A Differential Equation

I would try a change of variable into polar coordinates (based on the x²+y² term)

 

It's not quite that simple. First, you need to realize that everything is now a function of θ, so you're going to have to do things like the chain rule.


Notice, for example, that:

[tex]
\frac{dx}{d\theta} = \frac{d}{d\theta} (r \cos \theta)
= -r \sin \theta + \frac{dr}{d\theta} \cos \theta
[/tex]

Can you figure out a way to rewrite dy/dx now?

 

The idea behind moving homework questions to the Homework section is to clear up the Math section for discussion of mathematical topics, without having this kind of step-by-step help discussions hanging around. While this may not be a homework problem that was assigned to you, it looks just like one, and it is handled just like one, so it really should be posted there.

 

(1) I think you have sign errors.
(2) You could cross multiply, at least.
(3) I don't see how to finish it off either.

 

But what you've written in post #6 is not (dy/d&theta) / (dx/dθ) because of the sign error.

 

Here is your sign error.

Should be:

[tex]\frac{dy}{dx} = \frac{r \cos \theta + \frac{dr}{d\theta} \sin \theta}{-r \sin \theta + \frac{dr}{d\theta} \cos \theta}[/tex]

 

Using Hurkyl's substitution, I can get it down to:

[tex](r-rCos(2\theta)-2r^3Cos(\theta))d\theta-(2r^2Sin(\theta)+Sin(2\theta))dr=0[/tex]

but no further.

Edit: corrected first term: r^2 to r

 

You know what? I think I made a mistake moving this thread--sorry. When I initially looked at it I assumed that it would have a quick, closed-form solution. But it's clear now that that is not the case, and that this could lead to an interesting mathematical discussion. So, I'm sending it to Differential Equations.

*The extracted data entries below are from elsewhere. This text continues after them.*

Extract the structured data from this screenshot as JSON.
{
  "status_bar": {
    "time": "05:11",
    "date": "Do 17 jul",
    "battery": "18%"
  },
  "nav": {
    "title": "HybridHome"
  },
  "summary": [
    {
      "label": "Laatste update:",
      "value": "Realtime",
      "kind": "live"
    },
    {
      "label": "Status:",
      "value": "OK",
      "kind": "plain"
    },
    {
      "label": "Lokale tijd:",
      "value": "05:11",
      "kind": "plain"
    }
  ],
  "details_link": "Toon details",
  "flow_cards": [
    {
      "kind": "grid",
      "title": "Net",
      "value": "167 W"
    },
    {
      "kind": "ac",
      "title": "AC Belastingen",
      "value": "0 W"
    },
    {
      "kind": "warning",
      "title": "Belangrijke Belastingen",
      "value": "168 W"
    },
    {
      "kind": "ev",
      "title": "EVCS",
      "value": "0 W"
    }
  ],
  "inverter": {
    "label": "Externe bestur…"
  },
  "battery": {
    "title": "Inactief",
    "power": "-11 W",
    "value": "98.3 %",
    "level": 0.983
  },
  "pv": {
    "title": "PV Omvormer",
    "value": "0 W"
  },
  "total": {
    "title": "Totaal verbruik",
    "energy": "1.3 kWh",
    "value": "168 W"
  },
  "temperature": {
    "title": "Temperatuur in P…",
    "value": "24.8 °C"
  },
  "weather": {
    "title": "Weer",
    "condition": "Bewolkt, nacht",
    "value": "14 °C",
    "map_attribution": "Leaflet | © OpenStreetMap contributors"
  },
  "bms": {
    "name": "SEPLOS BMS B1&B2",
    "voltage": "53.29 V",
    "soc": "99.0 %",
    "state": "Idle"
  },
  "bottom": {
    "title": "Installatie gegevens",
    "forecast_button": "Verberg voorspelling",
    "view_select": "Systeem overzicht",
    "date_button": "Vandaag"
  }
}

So, cefarix, if we can't get a closed form solution to this, then do you have any initial conditions by which we might get a numerical solution? And just out of curiosity, how did you come upon this equation?

 

Well if no one can offer an analytical approach, I have some questions about the qualitative behavior of the numerical solution.

[tex]y^{'}=\frac{-y}{(x^2+y^2)^{3/2}};\quad y(0)=y_0[/tex]

The plots below are for [itex]y_0[/itex]=2, 1.5, and 1 respectively. Just looking at the ODE from a qualitative perspective, the plots exhibit an expected behavior:

The slope is initially negative because of the numerator and thus the plot decreases. But eventually the squares in the denominator build up making the slope smaller and smaller causing the value of y to change less and less. As x goes to infinity, the slope monotonically goes to zero. These are my questions:

1. Is the x-axis an asymptote for these cases or does it reach an asymptote before this?

2. Is the answer to (1) dependent on the initial value of y?

3. Are there some initial (positive) values of y which cause the solution to dip below the x-axis?

I don't know how to answer definitively (1) and (2). For [itex]y_0[/itex] small, say 0.1 or 0.2, the numerical plots appear to dip below the x-axis but I'm skeptical and would like to see a more rigorous answer.

Interested?

 

It doesn't look like the x-axis is the asymptote for those plots.


I don't really know if this approach is kosher, but...

I made the change of variable:

y → y(t) / z(t)
x → x(t) / w(t)

from which I get the differential equation:

[tex]
(y' z - y z') (x^2 z^2+ y^2 w^2)^{3/2} = (x'w - xw') z^4 y w
[/tex]

where differentiation is with respect to t.

Now, notice that when w(a) = 0 (corresponding to infinite x in the original problem), I can satisfy the differential equation

y'z - yz' = 0

Or equivalently,

y = Kz

meaning that the original y(t) is roughly the constant K when t is near a.

 

I've gotten a consistency check:

I tried this change of variables:

y = 2 p q
x = p² - q²

In the resulting DE, if I make the hypothesis that either p or q is really large, and kill off the lower order terms, then you can solve the asymptotic form to get pq = K, or that y is again just some arbitrary constant.

 

Thanks Hurkyl. That's an interesting approach. Seems though the actual asymptote cannot be determined analytically without the analytical solution in hand.

 

Well, I have no proof that these are not spurious solutions. It takes quite a bit of work to show by this method that in y'=-y/x that y→0 as x→∞.

Incidentally, the motivation is to pass from the real line to the projective line, so that infinity is an actual point. The usual way to coordinatize the real line is by pairs (u : v) (not both zero), and define that (u : v) = (ku : kv) for any nonzero k.

So going back to the real line, when v is not zero, you can map (u : v) → u/v... when v is zero, that corresponds to the point at infinity. That is what motivated my transformation.